Influence of nanofillers and masterbatch on properties of siloxane materials

Abstract

Nanocomposites based on siloxane and silicon(IV)oxide nanoparticles (with a hydrophilic and hydrophobic surface) were synthesized to design the desired final properties of the composite material. Masterbatch, a mixture of siloxane containing vinyl functional groups and reinforcing fillers, was added to improve the mechanical properties and topology of siloxane networks. Silicon(IV)oxide was added in amounts of 1, 5, 10, and 20 wt% and masterbatch in amounts of 5 and 10 wt% to examine the effect of the amounts of fillers and masterbatch in the synthesized samples. Fourier transform infrared spectroscopy was used to analyze the chemical structure of the obtained materials. Transmission electron microscopy (TEM) was used to examine the dispersion of filler particles in siloxane nanocomposites. To examine the thermal stability and phase transition temperature of siloxane materials, thermogravimetric analyzes (TGA) and differential scanning calorimetry (DSC) were performed.

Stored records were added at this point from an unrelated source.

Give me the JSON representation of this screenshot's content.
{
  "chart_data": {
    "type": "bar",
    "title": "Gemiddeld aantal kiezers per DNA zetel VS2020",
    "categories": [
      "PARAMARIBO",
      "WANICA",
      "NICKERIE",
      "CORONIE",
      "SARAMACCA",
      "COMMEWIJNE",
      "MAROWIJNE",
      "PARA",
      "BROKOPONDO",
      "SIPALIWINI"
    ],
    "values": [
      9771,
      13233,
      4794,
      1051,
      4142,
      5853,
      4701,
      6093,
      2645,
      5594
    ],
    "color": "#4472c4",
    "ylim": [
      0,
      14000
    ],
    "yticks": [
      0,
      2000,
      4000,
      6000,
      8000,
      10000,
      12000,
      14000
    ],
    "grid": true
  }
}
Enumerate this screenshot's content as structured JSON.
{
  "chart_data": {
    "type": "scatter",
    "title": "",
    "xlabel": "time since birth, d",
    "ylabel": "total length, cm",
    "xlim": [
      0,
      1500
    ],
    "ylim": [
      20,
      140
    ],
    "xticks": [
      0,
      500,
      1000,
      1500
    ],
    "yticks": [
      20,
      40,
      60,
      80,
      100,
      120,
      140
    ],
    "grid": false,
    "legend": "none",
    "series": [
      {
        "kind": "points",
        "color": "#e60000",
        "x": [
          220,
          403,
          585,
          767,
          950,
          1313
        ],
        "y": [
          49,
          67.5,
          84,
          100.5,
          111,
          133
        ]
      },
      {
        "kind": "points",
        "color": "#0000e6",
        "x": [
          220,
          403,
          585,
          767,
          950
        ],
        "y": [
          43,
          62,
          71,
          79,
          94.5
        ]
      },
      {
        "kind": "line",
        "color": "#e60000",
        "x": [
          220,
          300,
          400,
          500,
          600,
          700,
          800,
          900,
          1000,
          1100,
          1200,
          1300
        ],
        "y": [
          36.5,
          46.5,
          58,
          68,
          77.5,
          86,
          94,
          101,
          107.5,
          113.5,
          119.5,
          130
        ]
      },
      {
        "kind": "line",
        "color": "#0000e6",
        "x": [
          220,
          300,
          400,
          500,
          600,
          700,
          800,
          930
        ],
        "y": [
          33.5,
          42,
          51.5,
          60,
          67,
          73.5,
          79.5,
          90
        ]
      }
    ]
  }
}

The addition of masterbatch did not lead to a significant difference in melting temperature, but stoichiometry was disturbed, which decreased the thermal stability compared to samples without masterbatch. The addition of masterbatch to nanocomposites with hydrophilic fillers increases both elongations at break and tensile strength. According to the results, the combination of masterbatch and nanofillers affects the properties of siloxane materials, which could enable obtaining materials with the desired properties.